We came back about a week later to help out in their garden. Along with Phil and his three-year-old son, Benjamin, we set to staking beans, planting tomatoes, and digging holes for zucchini. After a few hours of digging, trenching, carrying, and planting we joined the rest of the family for lunch back up at the farmhouse. Phil walked us through the vineyards and olive groves on the way back. It’s a huge job for one family to run an operation like this. Lunch was once again wonderful, and we went back to work to complete our tomatoes. The ground here is sticky clay with tons of rock in it. It blows my mind that anything grows in it, but grow it does. Phil explained that it’s important for the plants to struggle a bit if they are going to produce any favorable fruit. They might not produce as much fruit as plants that grow in “cushy soil,” but they will produce much hardier and fuller flavored crops. It seems to work. Everything produced on the farm tasted great. So thank you to Giovanni and Grazie, and Phil and Kati for opening your table and lives to us. We look forward to visiting and working together again some day.

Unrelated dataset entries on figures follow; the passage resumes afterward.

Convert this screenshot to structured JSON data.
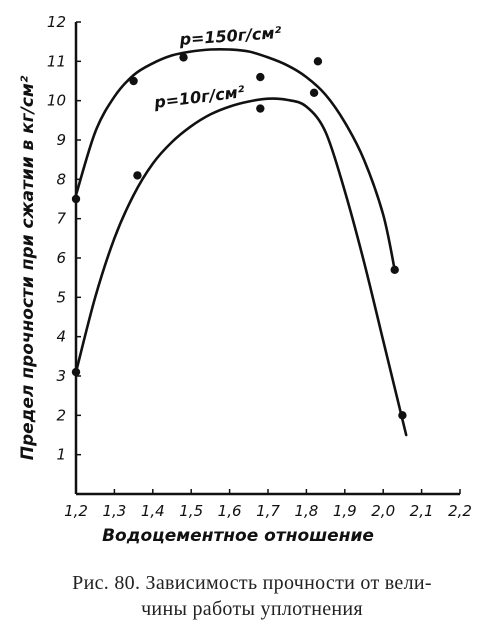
{
  "caption": {
    "line1": "Рис. 80. Зависимость прочности от вели-",
    "line2": "чины работы уплотнения"
  },
  "chart_data": {
    "type": "scatter",
    "title": "",
    "xlabel": "Водоцементное отношение",
    "ylabel": "Предел прочности при сжатии в кг/см²",
    "xlim": [
      1.2,
      2.2
    ],
    "ylim": [
      0,
      12
    ],
    "xticks": [
      "1,2",
      "1,3",
      "1,4",
      "1,5",
      "1,6",
      "1,7",
      "1,8",
      "1,9",
      "2,0",
      "2,1",
      "2,2"
    ],
    "yticks": [
      "1",
      "2",
      "3",
      "4",
      "5",
      "6",
      "7",
      "8",
      "9",
      "10",
      "11",
      "12"
    ],
    "grid": false,
    "series": [
      {
        "name": "p=150г/см²",
        "points": [
          [
            1.2,
            7.5
          ],
          [
            1.35,
            10.5
          ],
          [
            1.48,
            11.1
          ],
          [
            1.68,
            10.6
          ],
          [
            1.83,
            11.0
          ],
          [
            2.03,
            5.7
          ]
        ],
        "curve": [
          [
            1.2,
            7.6
          ],
          [
            1.25,
            9.2
          ],
          [
            1.3,
            10.1
          ],
          [
            1.35,
            10.65
          ],
          [
            1.4,
            10.95
          ],
          [
            1.45,
            11.15
          ],
          [
            1.5,
            11.25
          ],
          [
            1.55,
            11.3
          ],
          [
            1.6,
            11.3
          ],
          [
            1.65,
            11.25
          ],
          [
            1.7,
            11.1
          ],
          [
            1.75,
            10.9
          ],
          [
            1.8,
            10.6
          ],
          [
            1.85,
            10.15
          ],
          [
            1.9,
            9.45
          ],
          [
            1.95,
            8.5
          ],
          [
            2.0,
            7.1
          ],
          [
            2.03,
            5.7
          ]
        ]
      },
      {
        "name": "p=10г/см²",
        "points": [
          [
            1.2,
            3.1
          ],
          [
            1.36,
            8.1
          ],
          [
            1.68,
            9.8
          ],
          [
            1.82,
            10.2
          ],
          [
            2.05,
            2.0
          ]
        ],
        "curve": [
          [
            1.2,
            3.1
          ],
          [
            1.25,
            5.0
          ],
          [
            1.3,
            6.5
          ],
          [
            1.35,
            7.6
          ],
          [
            1.4,
            8.4
          ],
          [
            1.45,
            8.95
          ],
          [
            1.5,
            9.35
          ],
          [
            1.55,
            9.65
          ],
          [
            1.6,
            9.85
          ],
          [
            1.65,
            9.98
          ],
          [
            1.7,
            10.05
          ],
          [
            1.75,
            10.02
          ],
          [
            1.8,
            9.85
          ],
          [
            1.85,
            9.2
          ],
          [
            1.9,
            7.7
          ],
          [
            1.95,
            5.9
          ],
          [
            2.0,
            3.9
          ],
          [
            2.06,
            1.5
          ]
        ]
      }
    ]
  }
}
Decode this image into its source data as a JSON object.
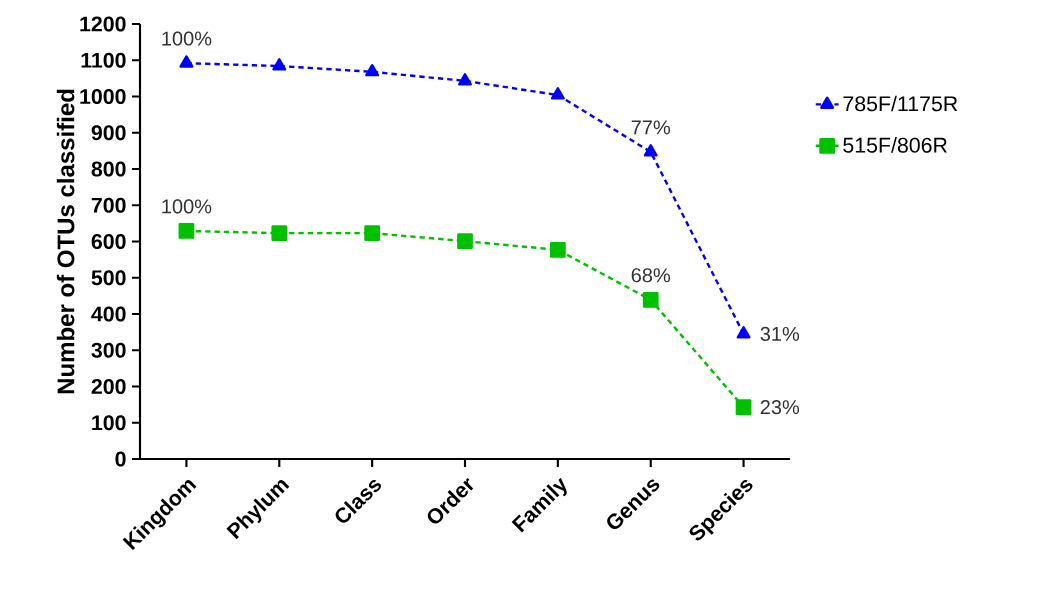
{
  "chart_data": {
    "type": "line",
    "ylabel": "Number of OTUs classified",
    "categories": [
      "Kingdom",
      "Phylum",
      "Class",
      "Order",
      "Family",
      "Genus",
      "Species"
    ],
    "series": [
      {
        "name": "785F/1175R",
        "color": "#0000ff",
        "marker": "triangle",
        "values": [
          1092,
          1084,
          1068,
          1043,
          1004,
          847,
          345
        ]
      },
      {
        "name": "515F/806R",
        "color": "#00c000",
        "marker": "square",
        "values": [
          629,
          623,
          623,
          601,
          577,
          439,
          143
        ]
      }
    ],
    "ylim": [
      0,
      1200
    ],
    "yticks": [
      0,
      100,
      200,
      300,
      400,
      500,
      600,
      700,
      800,
      900,
      1000,
      1100,
      1200
    ],
    "line_style": "dashed",
    "legend": "right",
    "grid": false,
    "annotations": [
      {
        "text": "100%",
        "x": "Kingdom",
        "y": 1092
      },
      {
        "text": "77%",
        "x": "Genus",
        "y": 847
      },
      {
        "text": "31%",
        "x": "Species",
        "y": 345
      },
      {
        "text": "100%",
        "x": "Kingdom",
        "y": 629
      },
      {
        "text": "68%",
        "x": "Genus",
        "y": 439
      },
      {
        "text": "23%",
        "x": "Species",
        "y": 143
      }
    ]
  }
}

We met another family through Stephanie named Eduardo and Karla Godoy. Eduardo is a doctor at the Army base who is about to return to California. We swapped emails over dinner one night and later made plans for an evening hike outside of the town of Vicopisano to a place called Fortezza Verruca. The fortezza is located on a wart-like outcropping of rock on top of a hill overlooking the Arno Valley between Pisa and Florence. Remember that these two towns were economic rivals and archenemies for much of their medieval history. Pisa built this fortress as a lookout and last stand against the Florentine invaders. It was pretty effective but eventually fell to Florence sometime after the plague ravaged the population of Pisa. The old fortress is rumored to have been designed by Leonardo da Vinci, but the area had been used as a stronghold long before him dating back into the 8th century AD. It was a bumpy four-wheel-drive to the hiking trail (which had the kids shrieking with glee as they bounced and bonked their heads on the roof ) and a steep climb to the fortress ruins. Eduardo, his two-year-old son Paco, Matt (a nurse at the base), Stephanie, and the rest of us climbed on and under everything. The views of the Arno Valley were stellar as we watched the clouds blow in from the Tyrrhenian Sea. It was a refreshing evening not unlike taking a hike in our local Santa Barbara hills. Except of course that here we were visiting a fortress five times older than anything built back home. Thank you Eduardo for your hospitality and the hike. We hope to return the favor someday when you return to the states.